"Cathedral" by Raymond Carver

With the relationship of the narrator to the blind man, Carver seems to be exploring notions of reality as defined by material things. When Robert asks the narrator to tell him about cathedrals, the narrator is at a loss. He tries telling Robert the facts that he has learned from watching the special that is currently on television, but finally admits that he doesn’t know much about cathedrals. He turns to facts like, “[their] supports are called buttresses…Sometimes the cathedrals have devils carved into the front…In those olden days, when they built cathedrals, men wanted to be close to God” and such. Such descriptions do not describe the visual experience of a cathedral; the narrator cannot describe the material reality that he has come to take for granted.

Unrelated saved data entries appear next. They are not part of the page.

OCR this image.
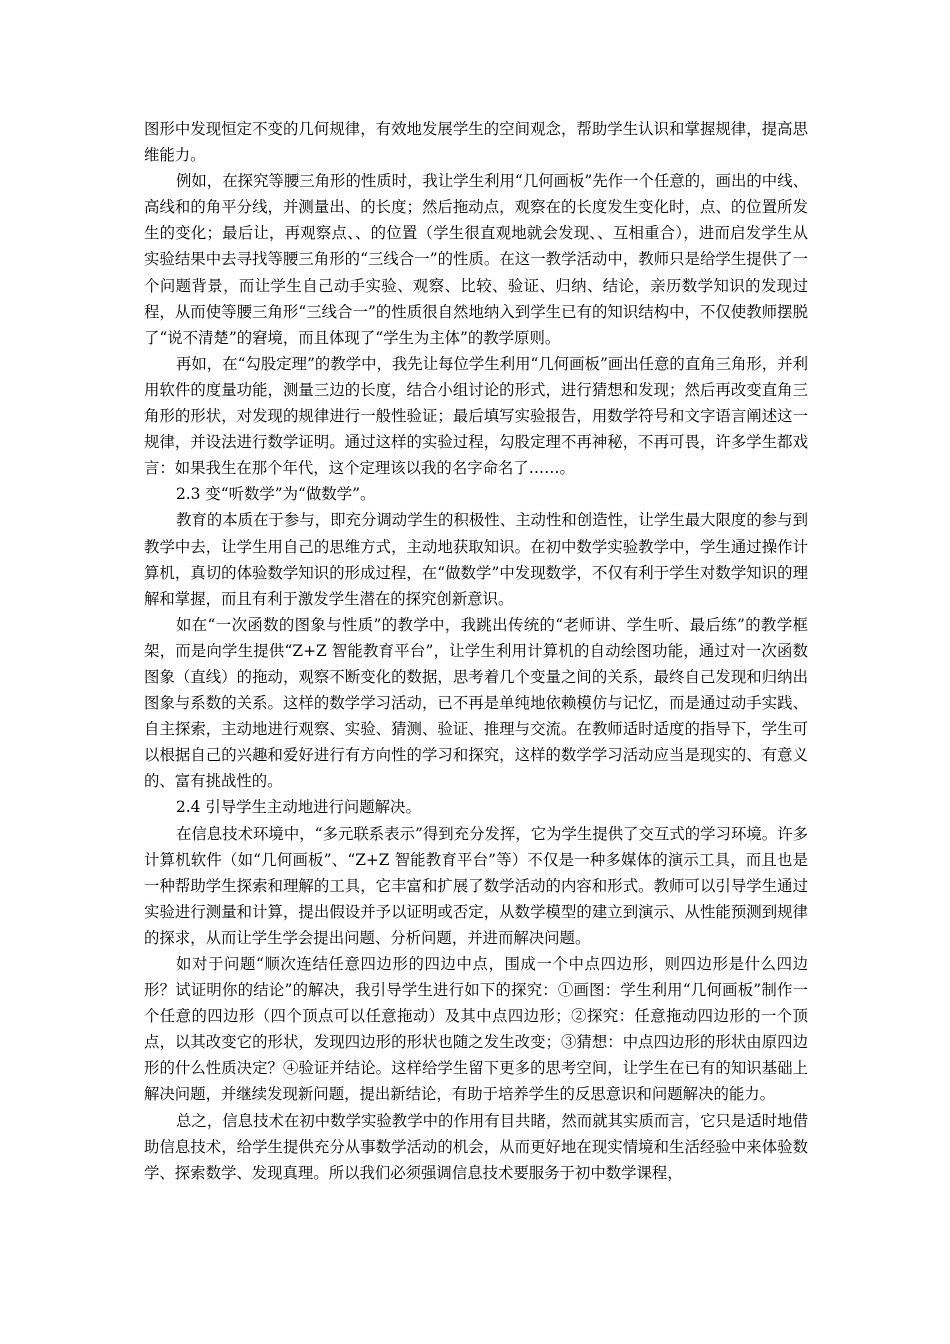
图形中发现恒定不变的几何规律，有效地发展学生的空间观念，帮助学生认识和掌握规律，提高思维能力。

例如，在探究等腰三角形的性质时，我让学生利用“几何画板”先作一个任意的，画出的中线、高线和的角平分线，并测量出、的长度；然后拖动点，观察在的长度发生变化时，点、的位置所发生的变化；最后让，再观察点、、的位置（学生很直观地就会发现、、互相重合），进而启发学生从实验结果中去寻找等腰三角形的“三线合一”的性质。在这一教学活动中，教师只是给学生提供了一个问题背景，而让学生自己动手实验、观察、比较、验证、归纳、结论，亲历数学知识的发现过程，从而使等腰三角形“三线合一”的性质很自然地纳入到学生已有的知识结构中，不仅使教师摆脱了“说不清楚”的窘境，而且体现了“学生为主体”的教学原则。

再如，在“勾股定理”的教学中，我先让每位学生利用“几何画板”画出任意的直角三角形，并利用软件的度量功能，测量三边的长度，结合小组讨论的形式，进行猜想和发现；然后再改变直角三角形的形状，对发现的规律进行一般性验证；最后填写实验报告，用数学符号和文字语言阐述这一规律，并设法进行数学证明。通过这样的实验过程，勾股定理不再神秘，不再可畏，许多学生都戏言：如果我生在那个年代，这个定理该以我的名字命名了……。

2.3 变“听数学”为“做数学”。

教育的本质在于参与，即充分调动学生的积极性、主动性和创造性，让学生最大限度的参与到教学中去，让学生用自己的思维方式，主动地获取知识。在初中数学实验教学中，学生通过操作计算机，真切的体验数学知识的形成过程，在“做数学”中发现数学，不仅有利于学生对数学知识的理解和掌握，而且有利于激发学生潜在的探究创新意识。

如在“一次函数的图象与性质”的教学中，我跳出传统的“老师讲、学生听、最后练”的教学框架，而是向学生提供“Z+Z 智能教育平台”，让学生利用计算机的自动绘图功能，通过对一次函数图象（直线）的拖动，观察不断变化的数据，思考着几个变量之间的关系，最终自己发现和归纳出图象与系数的关系。这样的数学学习活动，已不再是单纯地依赖模仿与记忆，而是通过动手实践、自主探索，主动地进行观察、实验、猜测、验证、推理与交流。在教师适时适度的指导下，学生可以根据自己的兴趣和爱好进行有方向性的学习和探究，这样的数学学习活动应当是现实的、有意义的、富有挑战性的。

2.4 引导学生主动地进行问题解决。

在信息技术环境中，“多元联系表示”得到充分发挥，它为学生提供了交互式的学习环境。许多计算机软件（如“几何画板”、“Z+Z 智能教育平台”等）不仅是一种多媒体的演示工具，而且也是一种帮助学生探索和理解的工具，它丰富和扩展了数学活动的内容和形式。教师可以引导学生通过实验进行测量和计算，提出假设并予以证明或否定，从数学模型的建立到演示、从性能预测到规律的探求，从而让学生学会提出问题、分析问题，并进而解决问题。

如对于问题“顺次连结任意四边形的四边中点，围成一个中点四边形，则四边形是什么四边形？试证明你的结论”的解决，我引导学生进行如下的探究：①画图：学生利用“几何画板”制作一个任意的四边形（四个顶点可以任意拖动）及其中点四边形；②探究：任意拖动四边形的一个顶点，以其改变它的形状，发现四边形的形状也随之发生改变；③猜想：中点四边形的形状由原四边形的什么性质决定？④验证并结论。这样给学生留下更多的思考空间，让学生在已有的知识基础上解决问题，并继续发现新问题，提出新结论，有助于培养学生的反思意识和问题解决的能力。

总之，信息技术在初中数学实验教学中的作用有目共睹，然而就其实质而言，它只是适时地借助信息技术，给学生提供充分从事数学活动的机会，从而更好地在现实情境和生活经验中来体验数学、探索数学、发现真理。所以我们必须强调信息技术要服务于初中数学课程，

When the narrator begins drawing the cathedral with the blind man, he is at first paralyzed by his notion of reality. He says:

First I drew a box that looked like a house. It could have been the house I lived in. Then I put a roof on it. At either end of the roof, I drew spires. Crazy.

But his determination, fuels his drawing and he keeps going, even when Robert tells him to close his eyes. Disconnecting with the sense for which he is trying to compensate for Robert ultimately becomes a liberating experience:

But I had my eyes closed. I thought I’d keep them that way for a little longer. I thought it was something I ought to do. “Well?” he said. “Are you looking?” My eyes were still closed. I was in my house. I knew that. But I didn’t feel like I was inside anything. “It’s really something,” I said.

Without his visual conception of reality, the narrator feels free.